The whole place went through that kind of recalibration and repurposing. “What’s now the office used to be the dining room,” says Cheryl, adding that the dining room now occupies the window side of the great room, just steps from French doors to the terrace.
“Before, we’d have to cram the whole family in the old dining room, and it didn’t even have a window,” says Cheryl. “It was just a closed-in hovel! Kelie made it into an office and suggested adding a window with a view of the valley. It’s perfect.”
Perfect now, but when Grosso first saw the drawings for the house’s radical new plan, she knew the Hansfords’ furnishings were a match for the “before” house, not the “after.” “I said to myself, Oh, no; so many of her things have got to go. But luckily, Cheryl was ready to do it!” The pair walked around the house with a roll of blue tape, tagging anything tired or dated, and shipped it all off to auction or donated it to a charity. “The house’s contents are probably 80 percent new,” admits Grosso, “and it was a tough transition for the Hansfords because they had all these collections. So I said, ‘We’ll put some of it in storage and get back to it later,’ but Cheryl said, ‘No, let’s be honest; we’re never going back.’ ”
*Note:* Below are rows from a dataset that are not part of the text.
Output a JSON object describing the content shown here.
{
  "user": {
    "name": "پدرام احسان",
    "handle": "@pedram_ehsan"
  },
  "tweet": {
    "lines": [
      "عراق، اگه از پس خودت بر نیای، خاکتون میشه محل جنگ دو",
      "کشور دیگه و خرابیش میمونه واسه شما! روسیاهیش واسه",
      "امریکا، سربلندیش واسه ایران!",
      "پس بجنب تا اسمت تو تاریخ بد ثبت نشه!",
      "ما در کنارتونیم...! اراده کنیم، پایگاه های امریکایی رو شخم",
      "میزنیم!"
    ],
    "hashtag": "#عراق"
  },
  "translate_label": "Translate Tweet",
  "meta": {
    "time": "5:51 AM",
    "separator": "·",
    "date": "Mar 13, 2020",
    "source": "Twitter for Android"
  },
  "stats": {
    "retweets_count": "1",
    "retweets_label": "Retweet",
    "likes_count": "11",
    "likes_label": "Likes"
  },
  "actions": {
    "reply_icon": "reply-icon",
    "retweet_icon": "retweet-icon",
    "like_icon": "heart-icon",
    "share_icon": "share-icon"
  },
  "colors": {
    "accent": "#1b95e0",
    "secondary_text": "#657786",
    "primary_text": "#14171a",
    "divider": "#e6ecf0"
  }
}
Cheryl can laugh about it now. “I realized that even though I loved my things, I was living in a ‘grandma’ house. I even got rid of the plaster hood over the stove that I thought was so chic back in the day—suddenly it seemed huge and ugly! Now I’m all about things that are clean and simple.”
Here, the ebony finish of a steel glassware cabinet was meticulously matched to Kevin Reilly’s “Altar” hanging light for continuity. To keep the mood relaxed, Hickory Chair dining chairs, upholstered in a neutral Moore & Giles leather, rest on a woven seagrass rug.